Another veteran actress, Hilda Dokubo, is unhappy about the activities of movie and music pirates.

“They (pirates) have left us in a state of comatose as practitioners. I say it loud and clear that if you pirate, duplicate to sell our works after several days and months of hard work that we have put in just to reap from where you did not sow, you are a rapist and an armed robber.

“Every time you replicate our movies to sell to your own advantage thinking you are smart or no one sees you, you are serially raping us and make our business unattractive for intending and potential investors,” Ms. Dokubo said.

Another old-timer entertainer, Sir Shina Peters, corroborated Ms. Dokubo’s angst. He said, “Nigeria is in a recession now; we the artistes are fending for ourselves with the proceeds from our music. However, these funds are hardly enough because of piracy and other issues.”


Since 2008 when the first Nollywood-Hollywood collaboration was recorded – Stephanie Okereke’s Through The Glass – Nollywood has gained grounds on Hollywood, Bollywood and Ghollywood.

This growing collaboration has been described as a healthy development for the evolving entertainment industry in Nigeria.

A handful of Nollywood stars and movies have also attracted global recognition because of the significant increase in production quality and acting. At international film festivals, Nollywood films, has also been stealing the spotlight.

The Wedding Party is an example. The biggest Nollywood film till date. It was critically acclaimed when it made its debut at the Toronto International Film Festival in 2016.

Boom in the Nigerian music industry

In the last two years, Nigeria’s music industry has experienced a boom. This is because of digital sales and mobile telephones, which are generating the most revenue. This is according to a report published late last year by international firm, PricewaterhouseCoopers. It estimated that Nigeria’s music industry was worth $47 million in 2015 and should rise to $86 million by 2020.

The firm noted that the Nigerian music industry continues to generate the most money in the Nigerian entertainment industry.

In fact, it noted that the music industry is set to be worth N27 billion in three years’ time.

According to PwC, ringtone downloads alone have earned artistes like D’banj and Davido up to $350,000 a year.
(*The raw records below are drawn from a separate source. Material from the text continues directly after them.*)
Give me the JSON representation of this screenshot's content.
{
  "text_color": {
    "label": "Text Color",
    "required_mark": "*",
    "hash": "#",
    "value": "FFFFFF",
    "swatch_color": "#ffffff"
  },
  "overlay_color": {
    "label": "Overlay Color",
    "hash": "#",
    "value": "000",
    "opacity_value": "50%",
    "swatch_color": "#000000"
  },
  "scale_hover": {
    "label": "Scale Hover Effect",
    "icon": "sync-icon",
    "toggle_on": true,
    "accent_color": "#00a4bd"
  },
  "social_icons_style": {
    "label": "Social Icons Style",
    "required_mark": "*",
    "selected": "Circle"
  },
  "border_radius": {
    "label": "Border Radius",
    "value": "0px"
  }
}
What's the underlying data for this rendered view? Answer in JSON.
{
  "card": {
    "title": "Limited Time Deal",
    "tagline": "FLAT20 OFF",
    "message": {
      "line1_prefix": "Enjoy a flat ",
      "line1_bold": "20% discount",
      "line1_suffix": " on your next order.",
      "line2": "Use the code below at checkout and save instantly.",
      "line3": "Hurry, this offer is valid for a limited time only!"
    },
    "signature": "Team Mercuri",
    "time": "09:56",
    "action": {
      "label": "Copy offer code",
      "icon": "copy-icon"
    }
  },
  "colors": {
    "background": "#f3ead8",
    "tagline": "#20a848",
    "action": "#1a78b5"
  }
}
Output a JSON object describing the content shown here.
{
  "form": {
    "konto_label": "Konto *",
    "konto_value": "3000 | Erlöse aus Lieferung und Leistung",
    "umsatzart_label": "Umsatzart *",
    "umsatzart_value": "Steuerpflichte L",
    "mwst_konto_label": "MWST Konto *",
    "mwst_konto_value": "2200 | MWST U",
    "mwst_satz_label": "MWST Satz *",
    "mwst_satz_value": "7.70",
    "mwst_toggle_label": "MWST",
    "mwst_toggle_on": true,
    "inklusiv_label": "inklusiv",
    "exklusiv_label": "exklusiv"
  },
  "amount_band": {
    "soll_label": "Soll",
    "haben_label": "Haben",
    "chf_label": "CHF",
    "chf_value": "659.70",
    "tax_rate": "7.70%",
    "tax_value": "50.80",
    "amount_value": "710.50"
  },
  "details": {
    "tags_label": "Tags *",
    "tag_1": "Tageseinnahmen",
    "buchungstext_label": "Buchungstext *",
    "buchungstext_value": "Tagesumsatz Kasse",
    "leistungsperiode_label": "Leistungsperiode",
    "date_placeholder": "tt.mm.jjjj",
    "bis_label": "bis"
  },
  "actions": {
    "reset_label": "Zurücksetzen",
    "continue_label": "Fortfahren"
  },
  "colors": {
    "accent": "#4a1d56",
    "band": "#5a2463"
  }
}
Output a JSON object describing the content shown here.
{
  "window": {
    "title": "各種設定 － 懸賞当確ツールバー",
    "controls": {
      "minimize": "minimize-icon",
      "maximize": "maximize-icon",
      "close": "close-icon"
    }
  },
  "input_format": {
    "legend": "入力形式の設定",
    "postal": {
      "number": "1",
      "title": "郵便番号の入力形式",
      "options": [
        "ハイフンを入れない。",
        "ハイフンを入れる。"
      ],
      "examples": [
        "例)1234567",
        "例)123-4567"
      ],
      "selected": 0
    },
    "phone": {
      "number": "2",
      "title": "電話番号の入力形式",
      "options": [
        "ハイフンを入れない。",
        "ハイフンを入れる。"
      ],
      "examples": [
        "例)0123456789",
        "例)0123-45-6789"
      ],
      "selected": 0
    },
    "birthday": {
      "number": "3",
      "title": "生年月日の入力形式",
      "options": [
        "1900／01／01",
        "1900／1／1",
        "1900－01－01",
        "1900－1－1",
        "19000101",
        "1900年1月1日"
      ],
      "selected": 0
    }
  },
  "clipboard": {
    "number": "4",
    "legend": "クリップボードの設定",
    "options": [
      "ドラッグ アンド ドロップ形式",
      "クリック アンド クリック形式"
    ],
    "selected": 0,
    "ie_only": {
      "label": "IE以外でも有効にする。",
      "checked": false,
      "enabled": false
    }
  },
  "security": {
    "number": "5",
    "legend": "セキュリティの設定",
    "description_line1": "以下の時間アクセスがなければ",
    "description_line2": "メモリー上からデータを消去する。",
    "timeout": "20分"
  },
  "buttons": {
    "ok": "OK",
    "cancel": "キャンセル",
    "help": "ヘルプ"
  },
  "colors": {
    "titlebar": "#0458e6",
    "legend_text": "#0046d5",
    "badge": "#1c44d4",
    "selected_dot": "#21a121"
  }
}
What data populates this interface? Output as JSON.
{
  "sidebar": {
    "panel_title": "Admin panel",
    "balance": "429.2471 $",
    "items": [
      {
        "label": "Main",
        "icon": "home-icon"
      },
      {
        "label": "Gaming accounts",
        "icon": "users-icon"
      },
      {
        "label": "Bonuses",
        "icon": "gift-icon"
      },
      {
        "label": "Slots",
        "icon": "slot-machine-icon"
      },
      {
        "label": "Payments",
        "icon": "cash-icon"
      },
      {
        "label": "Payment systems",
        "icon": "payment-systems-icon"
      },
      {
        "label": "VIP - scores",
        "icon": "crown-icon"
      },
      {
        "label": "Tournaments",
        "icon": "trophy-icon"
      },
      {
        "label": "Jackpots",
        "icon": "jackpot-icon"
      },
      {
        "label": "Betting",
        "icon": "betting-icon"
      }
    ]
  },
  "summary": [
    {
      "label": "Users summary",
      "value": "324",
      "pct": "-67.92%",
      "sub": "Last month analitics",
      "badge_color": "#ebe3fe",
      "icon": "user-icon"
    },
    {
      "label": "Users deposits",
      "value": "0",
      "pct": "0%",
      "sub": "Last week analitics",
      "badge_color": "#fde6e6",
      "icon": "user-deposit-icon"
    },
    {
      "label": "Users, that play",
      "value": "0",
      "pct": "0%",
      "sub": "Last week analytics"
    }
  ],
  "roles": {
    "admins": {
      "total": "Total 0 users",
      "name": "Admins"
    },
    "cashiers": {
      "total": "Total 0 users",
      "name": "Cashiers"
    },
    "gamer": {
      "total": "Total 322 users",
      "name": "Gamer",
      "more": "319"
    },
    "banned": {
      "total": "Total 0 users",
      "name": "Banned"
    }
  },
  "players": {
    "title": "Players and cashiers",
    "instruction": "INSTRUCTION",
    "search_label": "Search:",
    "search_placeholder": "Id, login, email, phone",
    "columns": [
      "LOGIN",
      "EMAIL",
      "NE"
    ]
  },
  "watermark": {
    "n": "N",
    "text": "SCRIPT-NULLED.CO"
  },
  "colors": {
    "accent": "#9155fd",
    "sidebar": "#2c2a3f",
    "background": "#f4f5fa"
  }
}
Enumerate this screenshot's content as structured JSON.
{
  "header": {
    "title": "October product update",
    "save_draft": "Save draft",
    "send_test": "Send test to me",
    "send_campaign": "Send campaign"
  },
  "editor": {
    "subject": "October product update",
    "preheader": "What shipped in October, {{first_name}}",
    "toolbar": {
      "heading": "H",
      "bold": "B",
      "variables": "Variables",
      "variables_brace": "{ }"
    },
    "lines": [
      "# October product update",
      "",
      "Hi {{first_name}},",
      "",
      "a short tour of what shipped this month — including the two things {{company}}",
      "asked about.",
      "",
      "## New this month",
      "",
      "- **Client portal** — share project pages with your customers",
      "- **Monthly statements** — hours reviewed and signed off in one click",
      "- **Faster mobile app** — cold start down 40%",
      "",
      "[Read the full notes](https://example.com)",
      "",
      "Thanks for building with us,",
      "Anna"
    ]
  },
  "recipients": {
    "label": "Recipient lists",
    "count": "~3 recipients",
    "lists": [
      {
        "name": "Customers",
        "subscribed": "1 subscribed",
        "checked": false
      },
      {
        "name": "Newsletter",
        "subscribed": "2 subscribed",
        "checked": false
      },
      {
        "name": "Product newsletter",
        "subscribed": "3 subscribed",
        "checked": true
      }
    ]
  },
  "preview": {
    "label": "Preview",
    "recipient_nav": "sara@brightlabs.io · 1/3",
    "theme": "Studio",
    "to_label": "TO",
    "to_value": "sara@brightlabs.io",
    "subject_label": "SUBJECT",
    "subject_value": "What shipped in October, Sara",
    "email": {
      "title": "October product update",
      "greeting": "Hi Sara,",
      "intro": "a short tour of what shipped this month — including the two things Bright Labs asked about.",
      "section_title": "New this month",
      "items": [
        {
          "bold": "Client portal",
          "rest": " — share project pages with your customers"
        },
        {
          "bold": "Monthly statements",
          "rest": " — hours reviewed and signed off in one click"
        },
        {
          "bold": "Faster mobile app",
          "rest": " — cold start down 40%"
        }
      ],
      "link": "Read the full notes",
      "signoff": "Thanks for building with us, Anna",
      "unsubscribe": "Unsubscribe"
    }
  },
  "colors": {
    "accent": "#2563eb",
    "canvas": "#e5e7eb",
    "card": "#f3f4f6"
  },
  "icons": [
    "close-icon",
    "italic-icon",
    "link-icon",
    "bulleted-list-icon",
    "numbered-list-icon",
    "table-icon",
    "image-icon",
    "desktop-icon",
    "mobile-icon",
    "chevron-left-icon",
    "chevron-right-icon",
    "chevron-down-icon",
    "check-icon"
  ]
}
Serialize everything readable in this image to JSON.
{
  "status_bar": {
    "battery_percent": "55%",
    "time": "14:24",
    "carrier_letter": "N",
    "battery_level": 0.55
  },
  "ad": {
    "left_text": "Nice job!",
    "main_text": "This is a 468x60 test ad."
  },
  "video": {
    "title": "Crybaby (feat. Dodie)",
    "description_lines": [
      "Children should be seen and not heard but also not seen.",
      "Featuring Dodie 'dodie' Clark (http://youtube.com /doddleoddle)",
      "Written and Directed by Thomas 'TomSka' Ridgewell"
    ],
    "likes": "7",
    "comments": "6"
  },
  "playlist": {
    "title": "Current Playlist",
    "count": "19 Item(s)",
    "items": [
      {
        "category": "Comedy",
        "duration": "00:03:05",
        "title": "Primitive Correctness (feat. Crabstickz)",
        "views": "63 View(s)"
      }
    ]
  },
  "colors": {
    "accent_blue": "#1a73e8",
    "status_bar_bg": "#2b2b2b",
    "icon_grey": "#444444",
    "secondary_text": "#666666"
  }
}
It also stated that Nigeria’s total music revenue is dependent on ringtones and ring back tones, with the legitimate music sector being small otherwise.

Nigerian musicians have also been dominating major international award ceremonies. Some of our brightest stars have also scored chart-topping collaborations with international super stars. Think Wizkid& Drake, Tiwa Savage&Roc Nation and Davido&Sony Music.

Recently, Nigerian musicians topped the list of Africa’s most bankable artists listed by Forbes Africa. The criteria took several factors into account, such as popularity, sales, awards, YouTube views, show rates and social media numbers.


The Big Brother Naija reality show has been the most profitable in the history of the show. According to the Regional Director, M-Net West Africa, Wangi Mba-Uzoukwu, over 26 million votes were recorded, which stood out as one of the highest in Africa reality TV shows.

Interestingly, in the final week of the programme, over 24 million persons voted – that is more than the total number of persons who voted in the 2015 election that brought President Buhari into power.